Three astronauts descended 250 miles to touch down in the desert near the city of Zhezkazgan, Kazakhstan, on Monday. Sergey Ryzhikov and Andrey Borisenko, both Russian cosmonauts, and NASA astronaut Shane Kimbrough made a clean landing in their Russian spacecraft, the Soyuz MS-02. Thanks to the accuracy of the descent — the craft landed just as planned — cameras were able to film the incoming capsule.
“It was a textbook touchdown,” Rob Navias, a NASA spokesman said in TV commentary after the landing, as Space.com reported. “The Soyuz was pulled by its main parachute onto its side, but the crew was quickly extracted and are in good shape.”
The landing's precise nature was a testament to how far we've come since the early days of spaceflight. The second American in space, Gus Grissom, almost drowned in the Atlantic in 1961 when his capsule, “Liberty Bell 7,” plopped into the ocean and began to flood with seawater. (He maintained that there was a malfunction, contrary to insinuations that he panicked and triggered the escape hatch too early.) “Liberty Bell 7" sank, exiled to the ocean floor until a salvage boat recovered it in 1999.
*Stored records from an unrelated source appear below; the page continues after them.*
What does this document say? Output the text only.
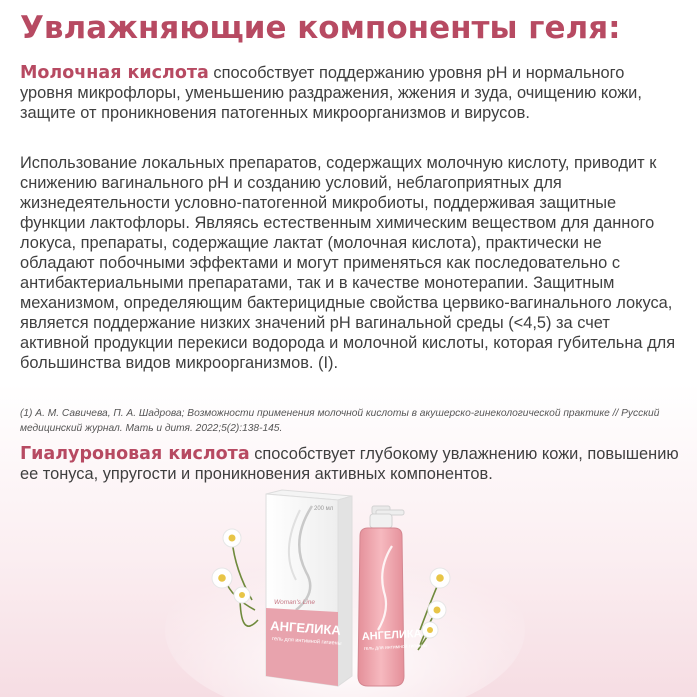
Увлажняющие компоненты геля:
Молочная кислота способствует поддержанию уровня pH и нормального уровня микрофлоры, уменьшению раздражения, жжения и зуда, очищению кожи, защите от проникновения патогенных микроорганизмов и вирусов.
Использование локальных препаратов, содержащих молочную кислоту, приводит к снижению вагинального pH и созданию условий, неблагоприятных для жизнедеятельности условно-патогенной микробиоты, поддерживая защитные функции лактофлоры. Являясь естественным химическим веществом для данного локуса, препараты, содержащие лактат (молочная кислота), практически не обладают побочными эффектами и могут применяться как последовательно с антибактериальными препаратами, так и в качестве монотерапии. Защитным механизмом, определяющим бактерицидные свойства цервико-вагинального локуса, является поддержание низких значений pH вагинальной среды (<4,5) за счет активной продукции перекиси водорода и молочной кислоты, которая губительна для большинства видов микроорганизмов. (I).
(1) А. М. Савичева, П. А. Шадрова; Возможности применения молочной кислоты в акушерско-гинекологической практике // Русский медицинский журнал. Мать и дитя. 2022;5(2):138-145.
Гиалуроновая кислота способствует глубокому увлажнению кожи, повышению ее тонуса, упругости и проникновения активных компонентов.
200 мл
Woman's Line
АНГЕЛИКА
гель для интимной гигиены АНГЕЛИКА
гель для интимной гигиены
There was no such indignity for the Soyuz MS-02 spacecraft. The recent touchdown had more than a touch of drama — the footage ends with an explosion of brown dust as the capsule's retrorockets fired — but the astronauts can be seen grinning and shaking hands moments after personnel lift them out of the capsule.
With the Soyuz MS-02's return came the end of the International Space Station's Expedition 50. Kimbrough and his crewmates had logged 173 days, just under half a year, in space on this mission.
Along the way, the astronauts on the space station completed 2,768 orbits of the planet — a voyage of some 73.2 million miles.
After the Soyuz undocked from the ISS, the station's Expedition 51 officially began. The Earthbound astronauts bid farewell to three colleagues who remained on the station: cosmonaut Oleg Novitskiy, the European Space Agency's Thomas Pesquet and NASA astronaut Peggy Whitson, who is now the first woman to command two missions aboard the ISS and who is about to set a record for spending more time in space than any other U.S. astronaut.